Ms. Melendez, by the way, is Duncan's appointee for K-12 chief. Her experience?
She got her superintendent’s job, in California’s 30,000-student Pomona Unified School District, through a nontraditional route: She spent a year and a half at a private education foundation before winning a spot in the 2006 Broad Superintendents Academy, which trains emerging district leaders.
So she takes a "pay cut" in the "entrepreneurial spirit" - can we start a wiki of Duncanisms? - via her shortcut to the top on the tuxedo coattails of billionaire AIG crony and ed meddler Eli Broad. Call me crazy, but you'd think people who were "education policy superstars," who spent their lives in classrooms and later in research, would qualify as "passionate" more than the "missionaries" with an "entrepreneurial spirit." People like, you know, Linda Darling-Hammond, who's devoted her life to knowing through research how to improve education, rather than taking a left turn from entrepreneurialism out of some "money + passion = change you can believe in" zeal.
[Update: Tom Hoffman comments that Melendez has decades of classroom experience before her stint as a superintendent, and suggests she deserves a chance. We wish her well. The point I was trying to make here is that Duncan's rhetoric smacks of a sort of anti-intellectualism and pro-entrepreneurialism, and his staff picks reflect that as well. His DoE staffers are overwhelmingly connected more to Eli Broad and Bill Gates than to universities and classrooms.]
In light of all of this, it's no surprise that the new national standards in the works for math and reading are being written not by teachers, not by academics, but by
Achieve, a Washington-based group made up of state policymakers and business leaders; act Inc., the Iowa City, Iowa-based nonprofit organization that runs the college-entrance exam of the same name; and the College Board, the New York City-based sponsor of the sat admissions exam and the Advanced Placement program.
--ed businesses all.

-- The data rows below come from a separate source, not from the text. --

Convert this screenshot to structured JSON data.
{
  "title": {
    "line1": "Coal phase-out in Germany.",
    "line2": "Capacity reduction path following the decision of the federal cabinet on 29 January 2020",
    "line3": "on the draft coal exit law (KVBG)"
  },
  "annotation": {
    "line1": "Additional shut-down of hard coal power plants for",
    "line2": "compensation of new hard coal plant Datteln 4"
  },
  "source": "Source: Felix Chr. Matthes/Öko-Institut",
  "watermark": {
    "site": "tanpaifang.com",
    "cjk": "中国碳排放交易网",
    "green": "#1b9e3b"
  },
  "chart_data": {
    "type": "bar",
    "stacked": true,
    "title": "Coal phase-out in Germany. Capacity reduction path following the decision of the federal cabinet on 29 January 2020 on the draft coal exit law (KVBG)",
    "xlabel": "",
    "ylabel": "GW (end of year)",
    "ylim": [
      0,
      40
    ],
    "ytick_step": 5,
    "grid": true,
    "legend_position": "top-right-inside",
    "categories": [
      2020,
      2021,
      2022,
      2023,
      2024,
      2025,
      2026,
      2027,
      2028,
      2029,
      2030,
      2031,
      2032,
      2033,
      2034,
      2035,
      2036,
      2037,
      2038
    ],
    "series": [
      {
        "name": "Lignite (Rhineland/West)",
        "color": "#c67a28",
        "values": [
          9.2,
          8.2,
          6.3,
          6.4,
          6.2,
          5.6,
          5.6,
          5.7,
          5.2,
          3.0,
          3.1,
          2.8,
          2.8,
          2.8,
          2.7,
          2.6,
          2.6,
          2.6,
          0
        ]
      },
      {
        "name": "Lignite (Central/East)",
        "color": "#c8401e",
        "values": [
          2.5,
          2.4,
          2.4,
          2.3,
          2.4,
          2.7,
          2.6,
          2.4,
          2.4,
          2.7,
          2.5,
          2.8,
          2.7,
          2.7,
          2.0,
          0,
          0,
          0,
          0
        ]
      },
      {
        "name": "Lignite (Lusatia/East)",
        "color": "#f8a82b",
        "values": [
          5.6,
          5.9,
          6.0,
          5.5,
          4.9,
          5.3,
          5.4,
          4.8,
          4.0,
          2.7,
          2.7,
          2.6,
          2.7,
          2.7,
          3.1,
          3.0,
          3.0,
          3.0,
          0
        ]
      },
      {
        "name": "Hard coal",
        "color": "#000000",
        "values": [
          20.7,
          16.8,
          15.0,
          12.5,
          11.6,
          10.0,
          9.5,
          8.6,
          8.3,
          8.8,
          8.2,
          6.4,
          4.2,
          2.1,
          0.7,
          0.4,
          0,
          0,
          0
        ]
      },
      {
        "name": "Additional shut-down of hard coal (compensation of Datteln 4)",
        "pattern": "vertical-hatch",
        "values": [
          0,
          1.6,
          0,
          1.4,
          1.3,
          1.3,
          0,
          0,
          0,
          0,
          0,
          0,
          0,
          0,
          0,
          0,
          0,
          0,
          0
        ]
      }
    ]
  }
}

Achieve* is run by politicians and businesspeople; Iowa City and the College Board need no introduction, as we've all filled bubbles for them in our careers to show our learning. You can bet none of these entrepreneurs are thinking pay cuts in the long term. Think of the new tests possible with national standards.

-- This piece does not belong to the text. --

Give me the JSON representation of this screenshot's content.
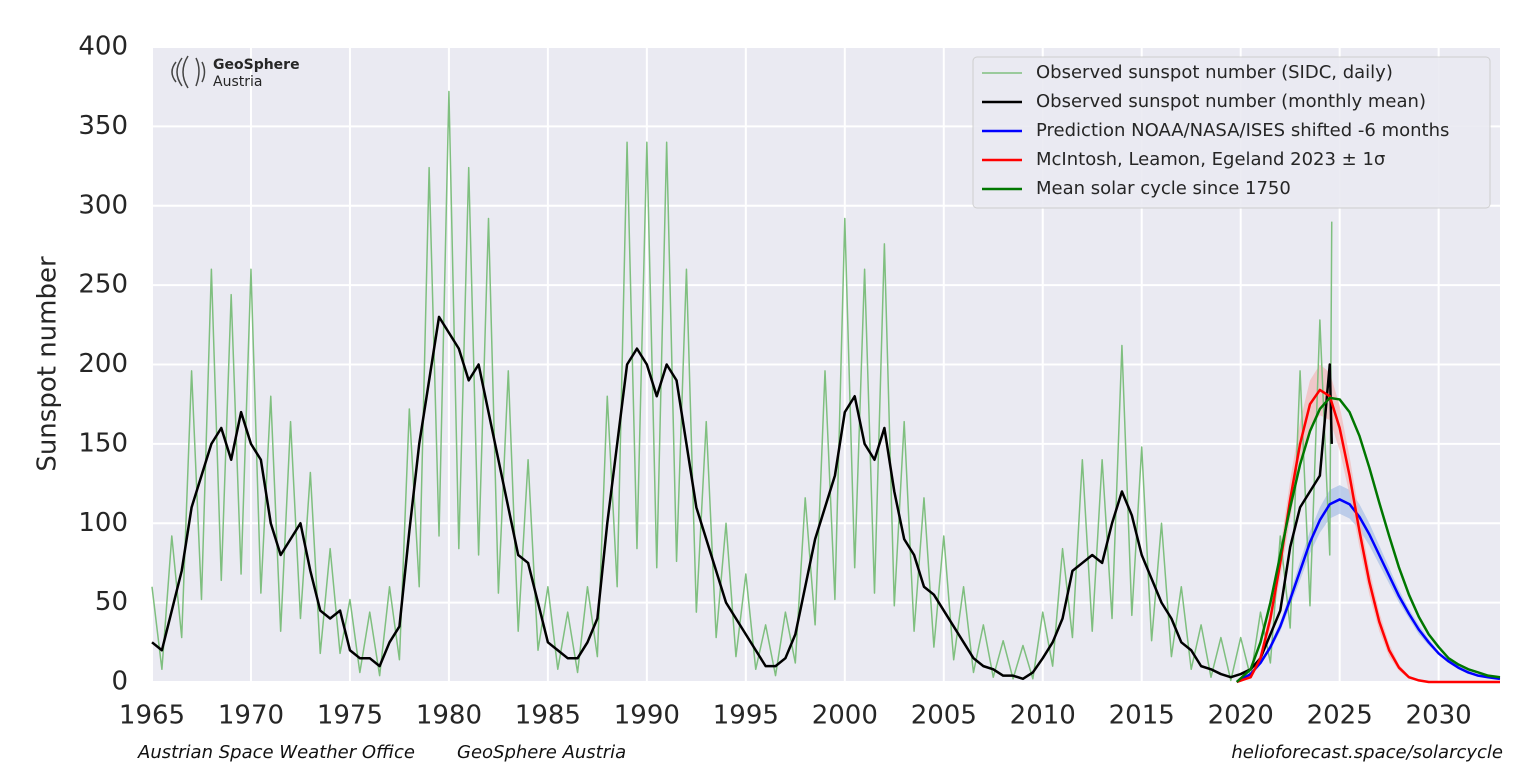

Secretary Duncan, if you want "passion" and "mission-driven," why are you excluding the exemplars of those qualities - the people who've devoted their lives to the work, and never had much room in their salaries for pay cuts because it was never about the money for them? They offer value-added qualities that your entrepreneurs don't: life-long experience, knowledge, and dedication.
--
*A previous error has been corrected here, which mistook Achieve for a different Achieve. "Achieve" is a popular name for folks in the education business.